La notion de lieu est peut-être l'une des plus polysémiques de la langue française. Une analyse de ses emplois dans les sciences et la philosophie permet de différencier deux grandes familles de sens, proches ou éloignées selon les critères utilisés.

Un premier ensemble d'acceptions de la notion de lieu vise à cerner les caractères propres de celui-ci au sein de cette autre abstraction qu'est l'espace géométrique. Cette façon de faire trouve ses racines d'une part chez Aristote (Physique, livre IV), qui voyait dans le lieu (topos) une condition préalable à l'existence de toute chose, et d'autre part dans la géométrie euclidienne. L'un de ces caractères est la position. Dans la géométrie classique, le lieu est tout point de l'espace que l'on peut caractériser par des valeurs qui le positionnent dans l'étendue. L'archétype des valeurs de positionnement correspond aux coordonnées géométriques terrestres, latitude et longitude, par lesquelles la singularité d'un point à la surface de la Terre peut être rapportée à deux mesures d'angle. Un autre de ces caractères est la situation. Cette notion est déjà très présente chez Descartes : « “Être en tel lieu” signifie être situé de telle façon à l'égard de quelques autres choses » (Principes de la philosophie, 1644). Conçues de la sorte, les qualités du lieu seraient d'abord et avant tout rapportées à la proximité et aux relations qu'il entretient avec d'autres lieux.

Issue de la pensée mathématique, cette conception des lieux, infiniment nombreux et relativement équivalents, a irrigué les sciences de l'Univers et de la nature, mais aussi une branche de la géographie, l'analyse spatiale. Cette dernière se préoccupe d'identifier les lois de distribution des phénomènes naturels et humains à la surface de la Terre. Pour les sciences qui se réfèrent à l'espace géométrique comme espace sur lequel se projettent les faits naturels ou sociaux, le lieu est conçu comme emplacement de ces choses, et pensé comme l'intersection de champs spatiaux qui coexistent et parfois interagissent entre eux : ainsi, un lieu quelconque peut être étudié du point de vue des champs politique, économique, résidentiel, récréatif dans lesquels il s'insère.

Un autre ensemble d'acceptions de la notion part du principe que l'individualisation du lieu est un phénomène subjectif, individuel ou social.
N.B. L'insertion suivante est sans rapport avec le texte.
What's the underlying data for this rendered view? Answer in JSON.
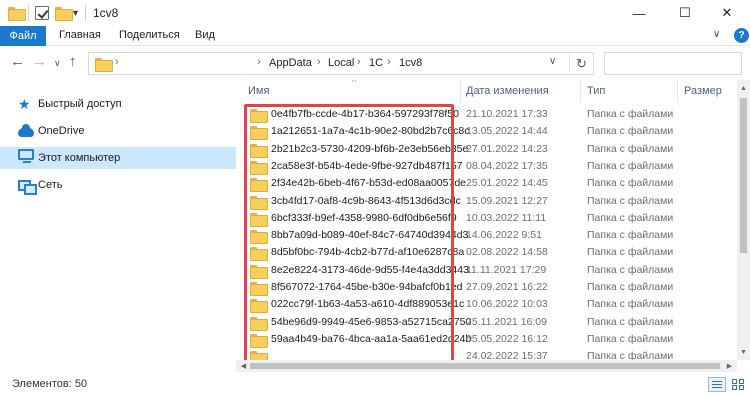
{
  "window": {
    "title": "1cv8",
    "minimize_glyph": "—",
    "maximize_glyph": "☐",
    "close_glyph": "✕",
    "dropdown_glyph": "▾"
  },
  "ribbon": {
    "file_label": "Файл",
    "tabs": [
      "Главная",
      "Поделиться",
      "Вид"
    ],
    "expand_glyph": "∨",
    "help_glyph": "?"
  },
  "nav": {
    "back_glyph": "←",
    "forward_glyph": "→",
    "history_glyph": "∨",
    "up_glyph": "↑",
    "breadcrumb": [
      "AppData",
      "Local",
      "1C",
      "1cv8"
    ],
    "breadcrumb_sep": "›",
    "refresh_glyph": "↻",
    "addr_dropdown_glyph": "∨"
  },
  "sidebar": {
    "items": [
      {
        "label": "Быстрый доступ",
        "icon": "star-icon",
        "selected": false
      },
      {
        "label": "OneDrive",
        "icon": "cloud-icon",
        "selected": false
      },
      {
        "label": "Этот компьютер",
        "icon": "computer-icon",
        "selected": true
      },
      {
        "label": "Сеть",
        "icon": "network-icon",
        "selected": false
      }
    ]
  },
  "columns": {
    "name": "Имя",
    "date": "Дата изменения",
    "type": "Тип",
    "size": "Размер",
    "sort_glyph": "^"
  },
  "files": [
    {
      "name": "0e4fb7fb-ccde-4b17-b364-597293f78f50",
      "date": "21.10.2021 17:33",
      "type": "Папка с файлами"
    },
    {
      "name": "1a212651-1a7a-4c1b-90e2-80bd2b7c6c8c",
      "date": "13.05.2022 14:44",
      "type": "Папка с файлами"
    },
    {
      "name": "2b21b2c3-5730-4209-bf6b-2e3eb56eb35e",
      "date": "27.01.2022 14:23",
      "type": "Папка с файлами"
    },
    {
      "name": "2ca58e3f-b54b-4ede-9fbe-927db487f157",
      "date": "08.04.2022 17:35",
      "type": "Папка с файлами"
    },
    {
      "name": "2f34e42b-6beb-4f67-b53d-ed08aa0057de",
      "date": "25.01.2022 14:45",
      "type": "Папка с файлами"
    },
    {
      "name": "3cb4fd17-0af8-4c9b-8643-4f513d6d3cdc",
      "date": "15.09.2021 12:27",
      "type": "Папка с файлами"
    },
    {
      "name": "6bcf333f-b9ef-4358-9980-6df0db6e56f9",
      "date": "10.03.2022 11:11",
      "type": "Папка с файлами"
    },
    {
      "name": "8bb7a09d-b089-40ef-84c7-64740d3944d3",
      "date": "14.06.2022 9:51",
      "type": "Папка с файлами"
    },
    {
      "name": "8d5bf0bc-794b-4cb2-b77d-af10e6287c8a",
      "date": "02.08.2022 14:58",
      "type": "Папка с файлами"
    },
    {
      "name": "8e2e8224-3173-46de-9d55-f4e4a3dd3443",
      "date": "11.11.2021 17:29",
      "type": "Папка с файлами"
    },
    {
      "name": "8f567072-1764-45be-b30e-94bafcf0b1ed",
      "date": "27.09.2021 16:22",
      "type": "Папка с файлами"
    },
    {
      "name": "022cc79f-1b63-4a53-a610-4df889053e1c",
      "date": "10.06.2022 10:03",
      "type": "Папка с файлами"
    },
    {
      "name": "54be96d9-9949-45e6-9853-a52715ca2750",
      "date": "25.11.2021 16:09",
      "type": "Папка с файлами"
    },
    {
      "name": "59aa4b49-ba76-4bca-aa1a-5aa61ed2d24b",
      "date": "05.05.2022 16:12",
      "type": "Папка с файлами"
    },
    {
      "name": "",
      "date": "24.02.2022 15:37",
      "type": "Папка с файлами"
    }
  ],
  "scroll": {
    "up_glyph": "▲",
    "down_glyph": "▼",
    "left_glyph": "◀",
    "right_glyph": "▶"
  },
  "status": {
    "items_label": "Элементов: 50"
  },
  "colors": {
    "accent": "#1979ca",
    "selection": "#cce8ff",
    "highlight_border": "#e0454d",
    "folder": "#f6cf5d"
  }
}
Le lieu participe alors d'une mise en ordre ou d'une expérience du monde dont il est un instrument et une modalité. Ce sont la littérature, la philosophie existentielle et les sciences sociales contemporaines qui ont le mieux rendu compte de cette conception.
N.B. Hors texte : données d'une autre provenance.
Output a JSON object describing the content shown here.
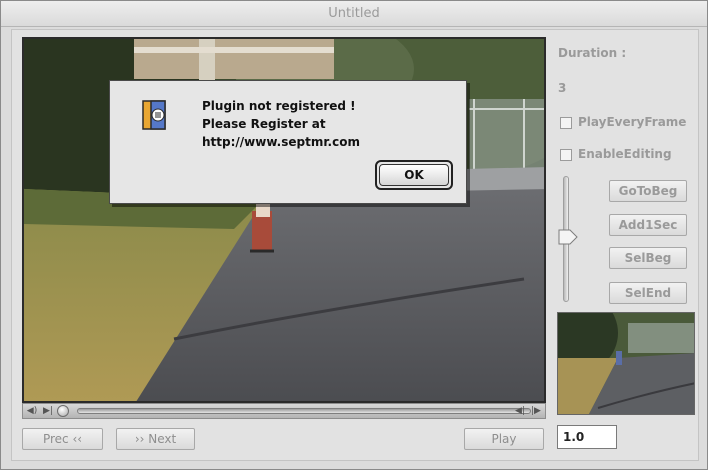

On peut évoquer dans cette catégorie le lieu de l'expérience phénoménologique. Le lieu de Martin Heidegger conditionne la possibilité même d'habiter la Terre (Être et Temps, 1927). C'est lui qui procure un sens au fait d'être quelque part. C'est le lieu d'une relation lieu/sujet qui fait que l'un et l'autre s'instituent mutuellement.
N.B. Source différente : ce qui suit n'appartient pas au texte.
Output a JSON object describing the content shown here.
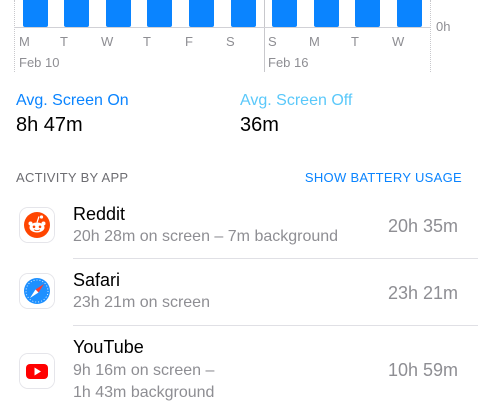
{
  "chart": {
    "day_labels": [
      "M",
      "T",
      "W",
      "T",
      "F",
      "S",
      "S",
      "M",
      "T",
      "W"
    ],
    "week_labels": [
      "Feb 10",
      "Feb 16"
    ],
    "axis_zero_label": "0h"
  },
  "averages": {
    "screen_on_title": "Avg. Screen On",
    "screen_on_value": "8h 47m",
    "screen_off_title": "Avg. Screen Off",
    "screen_off_value": "36m"
  },
  "activity": {
    "header": "ACTIVITY BY APP",
    "action_label": "SHOW BATTERY USAGE",
    "apps": [
      {
        "name": "Reddit",
        "detail_line1": "20h 28m on screen – 7m background",
        "detail_line2": "",
        "total": "20h 35m",
        "icon": "reddit-icon"
      },
      {
        "name": "Safari",
        "detail_line1": "23h 21m on screen",
        "detail_line2": "",
        "total": "23h 21m",
        "icon": "safari-icon"
      },
      {
        "name": "YouTube",
        "detail_line1": "9h 16m on screen –",
        "detail_line2": "1h 43m background",
        "total": "10h 59m",
        "icon": "youtube-icon"
      }
    ]
  },
  "colors": {
    "screen_on": "#0a84ff",
    "screen_off": "#5ac8fa",
    "secondary_text": "#8e8e93",
    "reddit": "#ff4500",
    "youtube": "#ff0000"
  }
}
On peut également placer dans cette catégorie le lieu entendu comme cadre symbolique de l'interaction sociale. La nature symbolique de ce type de lieu veut qu'il soit doté d'une existence indéniablement matérielle et concrète, mais aussi d'une capacité à désigner le collectif qui l'identifie. Ainsi, quantité de travaux de disciplines diverses ont montré dans quelle mesure des collectifs humains ont pu et peuvent encore se penser en fonction de lieux que souvent ils ont façonnés et dont toujours ils attendent qu'ils leur renvoient une image d'eux-mêmes : une communauté rurale, un groupe d'habitués d'un site sportif de nature, les habitants d'un quartier populaire, etc. Le lieu symbolise alors le [...]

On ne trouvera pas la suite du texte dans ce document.